Department of Biomedical Informatics & Medical Education, University of Washington, Seattle, WA 98195, United States.
Biomedical Informatics & Data Science, Department of Medicine, Johns Hopkins University, Baltimore, MD 21218, United States.
J Am Med Inform Assoc. 2024 Oct 1;31(10):2202-2209. doi: 10.1093/jamia/ocae211.
To demonstrate that 2 popular cohort discovery tools, Leaf and the Shared Health Research Information Network (SHRINE), are readily interoperable. Specifically, we adapted Leaf to interoperate and function as a node in a federated data network that uses SHRINE and dynamically generate queries for heterogeneous data models.
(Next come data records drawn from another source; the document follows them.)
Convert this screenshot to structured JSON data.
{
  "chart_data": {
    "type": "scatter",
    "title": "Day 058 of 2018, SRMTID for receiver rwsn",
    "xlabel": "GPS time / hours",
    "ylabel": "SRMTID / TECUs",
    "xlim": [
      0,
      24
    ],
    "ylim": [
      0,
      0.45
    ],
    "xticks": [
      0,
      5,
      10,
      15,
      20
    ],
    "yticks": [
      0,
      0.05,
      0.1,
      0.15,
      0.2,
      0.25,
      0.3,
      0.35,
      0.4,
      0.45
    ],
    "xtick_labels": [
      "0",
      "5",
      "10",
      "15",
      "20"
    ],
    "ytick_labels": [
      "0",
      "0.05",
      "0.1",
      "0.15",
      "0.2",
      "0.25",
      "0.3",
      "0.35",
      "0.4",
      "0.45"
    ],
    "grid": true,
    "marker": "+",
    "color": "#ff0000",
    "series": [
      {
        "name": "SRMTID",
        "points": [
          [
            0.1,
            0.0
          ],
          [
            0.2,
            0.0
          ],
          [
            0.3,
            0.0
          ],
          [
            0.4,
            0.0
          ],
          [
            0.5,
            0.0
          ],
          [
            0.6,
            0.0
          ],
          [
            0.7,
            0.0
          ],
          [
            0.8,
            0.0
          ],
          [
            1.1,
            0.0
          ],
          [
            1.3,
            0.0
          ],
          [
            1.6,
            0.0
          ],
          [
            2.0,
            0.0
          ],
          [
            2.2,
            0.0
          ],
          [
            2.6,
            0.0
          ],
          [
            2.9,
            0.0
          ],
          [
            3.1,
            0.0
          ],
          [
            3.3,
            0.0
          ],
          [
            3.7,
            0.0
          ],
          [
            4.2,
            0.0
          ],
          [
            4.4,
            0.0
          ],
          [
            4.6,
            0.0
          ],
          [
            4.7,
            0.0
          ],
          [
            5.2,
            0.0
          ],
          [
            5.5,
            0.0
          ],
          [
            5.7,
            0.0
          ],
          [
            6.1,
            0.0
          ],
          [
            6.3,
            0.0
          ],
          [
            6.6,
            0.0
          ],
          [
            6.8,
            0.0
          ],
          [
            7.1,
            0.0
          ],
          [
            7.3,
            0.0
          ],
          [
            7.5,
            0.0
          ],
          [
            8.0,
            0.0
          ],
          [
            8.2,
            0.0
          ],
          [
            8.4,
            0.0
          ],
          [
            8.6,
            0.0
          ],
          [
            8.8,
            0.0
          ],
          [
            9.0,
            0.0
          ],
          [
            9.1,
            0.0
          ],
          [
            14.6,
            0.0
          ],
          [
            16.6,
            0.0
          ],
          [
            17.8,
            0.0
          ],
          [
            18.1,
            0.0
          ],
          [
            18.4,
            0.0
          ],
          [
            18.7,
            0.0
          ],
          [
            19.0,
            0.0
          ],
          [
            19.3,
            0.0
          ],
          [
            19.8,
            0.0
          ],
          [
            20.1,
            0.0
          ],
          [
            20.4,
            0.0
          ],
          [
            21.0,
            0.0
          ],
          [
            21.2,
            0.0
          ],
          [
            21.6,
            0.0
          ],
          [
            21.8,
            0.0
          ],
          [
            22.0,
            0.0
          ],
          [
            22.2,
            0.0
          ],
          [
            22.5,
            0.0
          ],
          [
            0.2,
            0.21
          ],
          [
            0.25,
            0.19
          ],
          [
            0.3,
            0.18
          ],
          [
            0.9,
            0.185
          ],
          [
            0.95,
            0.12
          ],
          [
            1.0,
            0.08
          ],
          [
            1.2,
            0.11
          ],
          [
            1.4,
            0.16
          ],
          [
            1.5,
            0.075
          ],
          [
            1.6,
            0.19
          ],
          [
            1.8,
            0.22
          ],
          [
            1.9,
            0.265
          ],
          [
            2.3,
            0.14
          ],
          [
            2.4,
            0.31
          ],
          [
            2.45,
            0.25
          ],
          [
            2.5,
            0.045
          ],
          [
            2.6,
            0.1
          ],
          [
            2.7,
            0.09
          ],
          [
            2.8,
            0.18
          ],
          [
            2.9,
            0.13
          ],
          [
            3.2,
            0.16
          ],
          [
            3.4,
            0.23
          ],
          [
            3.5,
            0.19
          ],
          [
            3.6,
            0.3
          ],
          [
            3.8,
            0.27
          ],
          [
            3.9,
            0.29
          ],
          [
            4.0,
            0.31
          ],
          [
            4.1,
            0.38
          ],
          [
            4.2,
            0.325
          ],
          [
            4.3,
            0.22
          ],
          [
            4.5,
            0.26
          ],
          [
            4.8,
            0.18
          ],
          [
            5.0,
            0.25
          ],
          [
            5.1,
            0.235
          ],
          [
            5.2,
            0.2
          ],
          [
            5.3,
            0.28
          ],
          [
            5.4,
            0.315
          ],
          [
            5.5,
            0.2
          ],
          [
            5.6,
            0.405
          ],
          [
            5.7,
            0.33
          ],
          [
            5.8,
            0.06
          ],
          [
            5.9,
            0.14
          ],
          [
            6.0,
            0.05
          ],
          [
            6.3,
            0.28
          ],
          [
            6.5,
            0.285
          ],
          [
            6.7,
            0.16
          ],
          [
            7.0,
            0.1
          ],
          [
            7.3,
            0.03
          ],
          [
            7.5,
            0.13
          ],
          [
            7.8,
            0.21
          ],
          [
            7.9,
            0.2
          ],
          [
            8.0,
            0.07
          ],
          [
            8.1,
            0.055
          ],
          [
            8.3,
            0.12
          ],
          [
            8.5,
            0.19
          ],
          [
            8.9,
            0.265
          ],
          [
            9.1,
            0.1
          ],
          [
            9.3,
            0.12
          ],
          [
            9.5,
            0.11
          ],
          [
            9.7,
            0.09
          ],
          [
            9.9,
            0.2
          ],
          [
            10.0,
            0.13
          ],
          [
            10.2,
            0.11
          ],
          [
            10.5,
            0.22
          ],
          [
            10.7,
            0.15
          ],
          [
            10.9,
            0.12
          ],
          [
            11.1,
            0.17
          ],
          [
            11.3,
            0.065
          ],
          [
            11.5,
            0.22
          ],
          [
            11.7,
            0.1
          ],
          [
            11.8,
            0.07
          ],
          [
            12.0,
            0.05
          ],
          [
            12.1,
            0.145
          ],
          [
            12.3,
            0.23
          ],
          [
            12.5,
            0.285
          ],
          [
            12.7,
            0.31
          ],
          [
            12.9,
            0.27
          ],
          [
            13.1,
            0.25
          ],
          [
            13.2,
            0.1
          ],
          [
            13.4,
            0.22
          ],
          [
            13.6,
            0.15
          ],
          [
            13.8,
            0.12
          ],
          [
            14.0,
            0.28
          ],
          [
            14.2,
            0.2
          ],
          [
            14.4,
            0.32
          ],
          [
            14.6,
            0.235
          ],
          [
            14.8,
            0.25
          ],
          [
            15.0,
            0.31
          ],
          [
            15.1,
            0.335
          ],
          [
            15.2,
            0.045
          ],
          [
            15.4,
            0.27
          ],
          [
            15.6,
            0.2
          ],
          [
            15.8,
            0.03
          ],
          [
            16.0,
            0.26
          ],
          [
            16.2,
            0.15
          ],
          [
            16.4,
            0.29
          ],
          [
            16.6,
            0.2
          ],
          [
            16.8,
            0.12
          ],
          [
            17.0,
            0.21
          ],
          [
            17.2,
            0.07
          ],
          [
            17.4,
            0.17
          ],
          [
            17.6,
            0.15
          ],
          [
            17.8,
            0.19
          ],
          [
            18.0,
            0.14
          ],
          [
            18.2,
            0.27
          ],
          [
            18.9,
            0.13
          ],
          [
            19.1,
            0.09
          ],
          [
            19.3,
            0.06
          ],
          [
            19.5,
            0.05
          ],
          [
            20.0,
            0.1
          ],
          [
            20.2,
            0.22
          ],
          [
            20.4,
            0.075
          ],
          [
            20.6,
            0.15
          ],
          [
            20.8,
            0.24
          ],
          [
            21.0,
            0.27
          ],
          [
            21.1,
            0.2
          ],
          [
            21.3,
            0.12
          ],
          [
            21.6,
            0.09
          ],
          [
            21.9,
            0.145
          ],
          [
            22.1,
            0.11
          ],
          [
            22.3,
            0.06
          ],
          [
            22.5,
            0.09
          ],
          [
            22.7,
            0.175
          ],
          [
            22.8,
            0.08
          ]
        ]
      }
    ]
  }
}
SHRINE queries are designed to run on the Informatics for Integrating Biology & the Bedside (i2b2) data model. We created functionality in Leaf to interoperate with a SHRINE data network and dynamically translate SHRINE queries to other data models. We randomly selected 500 past queries from the SHRINE-based national Evolve to Next-Gen Accrual to Clinical Trials (ENACT) network for evaluation, and an additional 100 queries to refine and debug Leaf's translation functionality. We created a script for Leaf to convert the terms in the SHRINE queries into equivalent structured query language (SQL) concepts, which were then executed on 2 other data models.
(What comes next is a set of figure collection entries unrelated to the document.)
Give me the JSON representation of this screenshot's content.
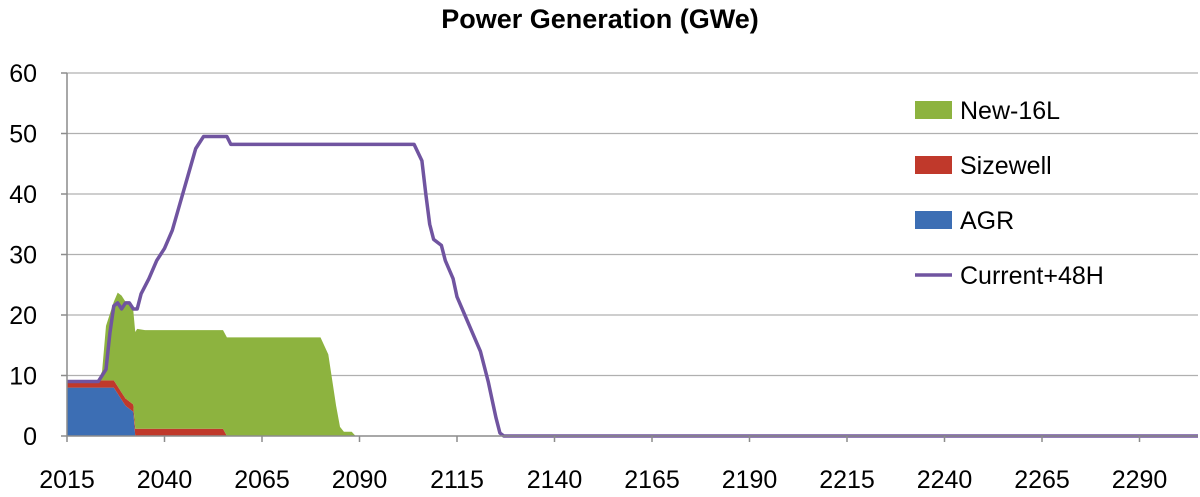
{
  "chart_data": {
    "type": "area",
    "title": "Power Generation (GWe)",
    "xlabel": "",
    "ylabel": "",
    "xlim": [
      2015,
      2305
    ],
    "ylim": [
      0,
      60
    ],
    "x_ticks": [
      2015,
      2040,
      2065,
      2090,
      2115,
      2140,
      2165,
      2190,
      2215,
      2240,
      2265,
      2290
    ],
    "y_ticks": [
      0,
      10,
      20,
      30,
      40,
      50,
      60
    ],
    "grid": "horizontal",
    "legend": "right",
    "series": [
      {
        "name": "AGR",
        "kind": "stacked-area",
        "color": "#3c6eb4",
        "points": [
          [
            2015,
            8
          ],
          [
            2020,
            8
          ],
          [
            2027,
            8
          ],
          [
            2028,
            7
          ],
          [
            2029,
            6
          ],
          [
            2030,
            5
          ],
          [
            2031,
            4.5
          ],
          [
            2032,
            4
          ],
          [
            2032.5,
            0
          ]
        ]
      },
      {
        "name": "Sizewell",
        "kind": "stacked-area",
        "color": "#c0392b",
        "points": [
          [
            2015,
            1.2
          ],
          [
            2020,
            1.2
          ],
          [
            2027,
            1.2
          ],
          [
            2028,
            1.2
          ],
          [
            2029,
            1.2
          ],
          [
            2030,
            1.2
          ],
          [
            2031,
            1.2
          ],
          [
            2032,
            1.2
          ],
          [
            2033,
            1.2
          ],
          [
            2035,
            1.2
          ],
          [
            2040,
            1.2
          ],
          [
            2055,
            1.2
          ],
          [
            2056,
            0
          ]
        ]
      },
      {
        "name": "New-16L",
        "kind": "stacked-area",
        "color": "#8db33f",
        "points": [
          [
            2015,
            0
          ],
          [
            2023,
            0
          ],
          [
            2024,
            1.5
          ],
          [
            2025,
            9
          ],
          [
            2026,
            11
          ],
          [
            2027,
            13
          ],
          [
            2028,
            15.5
          ],
          [
            2029,
            16
          ],
          [
            2030,
            16
          ],
          [
            2031,
            16.5
          ],
          [
            2032,
            15.5
          ],
          [
            2033,
            16.5
          ],
          [
            2035,
            16.3
          ],
          [
            2040,
            16.3
          ],
          [
            2055,
            16.3
          ],
          [
            2056,
            16.3
          ],
          [
            2080,
            16.3
          ],
          [
            2082,
            13.5
          ],
          [
            2084,
            5
          ],
          [
            2085,
            1.5
          ],
          [
            2086,
            0.7
          ],
          [
            2088,
            0.7
          ],
          [
            2089,
            0
          ]
        ]
      },
      {
        "name": "Current+48H",
        "kind": "line",
        "color": "#7054a0",
        "points": [
          [
            2015,
            9
          ],
          [
            2023,
            9
          ],
          [
            2025,
            11
          ],
          [
            2026,
            17
          ],
          [
            2027,
            21.5
          ],
          [
            2028,
            22
          ],
          [
            2029,
            21
          ],
          [
            2030,
            22
          ],
          [
            2031,
            22
          ],
          [
            2032,
            21
          ],
          [
            2033,
            21
          ],
          [
            2034,
            23.5
          ],
          [
            2036,
            26
          ],
          [
            2038,
            29
          ],
          [
            2040,
            31
          ],
          [
            2042,
            34
          ],
          [
            2044,
            38.5
          ],
          [
            2046,
            43
          ],
          [
            2048,
            47.5
          ],
          [
            2050,
            49.5
          ],
          [
            2056,
            49.5
          ],
          [
            2057,
            48.2
          ],
          [
            2060,
            48.2
          ],
          [
            2070,
            48.2
          ],
          [
            2080,
            48.2
          ],
          [
            2090,
            48.2
          ],
          [
            2104,
            48.2
          ],
          [
            2106,
            45.5
          ],
          [
            2107,
            40
          ],
          [
            2108,
            35
          ],
          [
            2109,
            32.5
          ],
          [
            2110,
            32
          ],
          [
            2111,
            31.5
          ],
          [
            2112,
            29
          ],
          [
            2114,
            26
          ],
          [
            2115,
            23
          ],
          [
            2117,
            20
          ],
          [
            2119,
            17
          ],
          [
            2121,
            14
          ],
          [
            2123,
            9
          ],
          [
            2124,
            6
          ],
          [
            2125,
            3
          ],
          [
            2126,
            0.5
          ],
          [
            2127,
            0
          ],
          [
            2305,
            0
          ]
        ]
      }
    ]
  }
}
91.1% of the generated queries for non-i2b2 models returned counts within 5% (or ±5 patients for counts under 100) of i2b2, with 91.3% recall. Of the 8.9% of queries that exceeded the 5% margin, 77 of 89 (86.5%) were due to errors introduced by the Python script or the extract-transform-load process, which are easily fixed in a production deployment. The remaining errors were due to Leaf's translation function, which was later fixed.
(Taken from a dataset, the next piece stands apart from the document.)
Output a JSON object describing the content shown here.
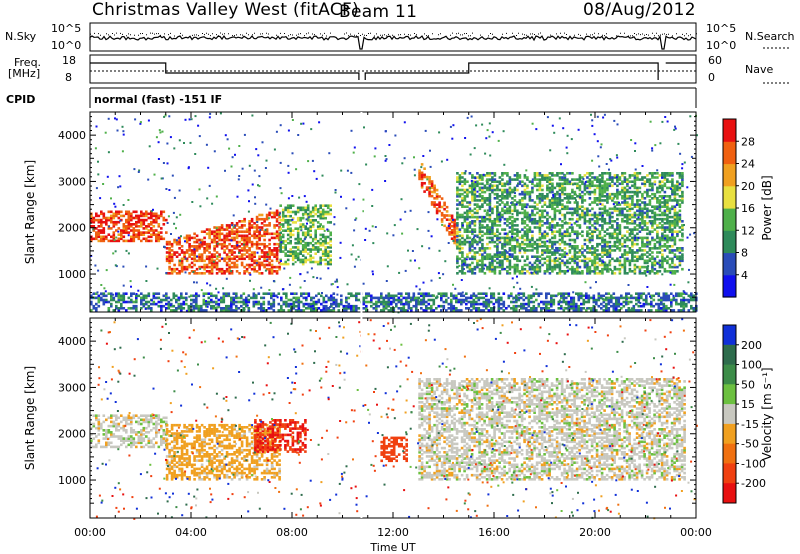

Our results support that cohort discovery applications such as Leaf and SHRINE can interoperate in federated data networks with heterogeneous data models.
展示两个流行的队列发现工具,Leaf 和共享健康研究信息网络(SHRINE),可以轻松实现互操作。具体来说,我们使 Leaf 适应互操作并作为使用 SHRINE 的联合数据网络中的一个节点运行,并动态生成针对异构数据模型的查询。
SHRINE 查询旨在在“集成生物学和床边信息学”(i2b2)数据模型上运行。我们在 Leaf 中创建了与 SHRINE 数据网络互操作的功能,并动态将 SHRINE 查询转换为其他数据模型。我们随机选择了 500 个过去的 SHRINE 基于的全国 Evolve to Next-Gen Accrual to Clinical Trials(ENACT)网络查询进行评估,另外 100 个查询用于完善和调试 Leaf 的翻译功能。我们为 Leaf 创建了一个脚本来将 SHRINE 查询中的术语转换为等效的结构化查询语言(SQL)概念,然后在另外两个数据模型上执行这些概念。
对于非 i2b2 模型,生成的查询中有 91.1%返回的计数在 i2b2 的 5%以内(对于计数低于 100 的计数,为 ±5 个患者),召回率为 91.3%。在超过 5%偏差的 8.9%的查询中,有 89 个中的 77 个(86.5%)是由于 Python 脚本或提取-转换-加载过程引入的错误,这些错误在生产部署中很容易修复。其余的错误是由于 Leaf 的翻译功能引起的,后来该功能被修复。
我们的结果支持队列发现应用程序,如 Leaf 和 SHRINE,可以在具有异构数据模型的联合数据网络中互操作。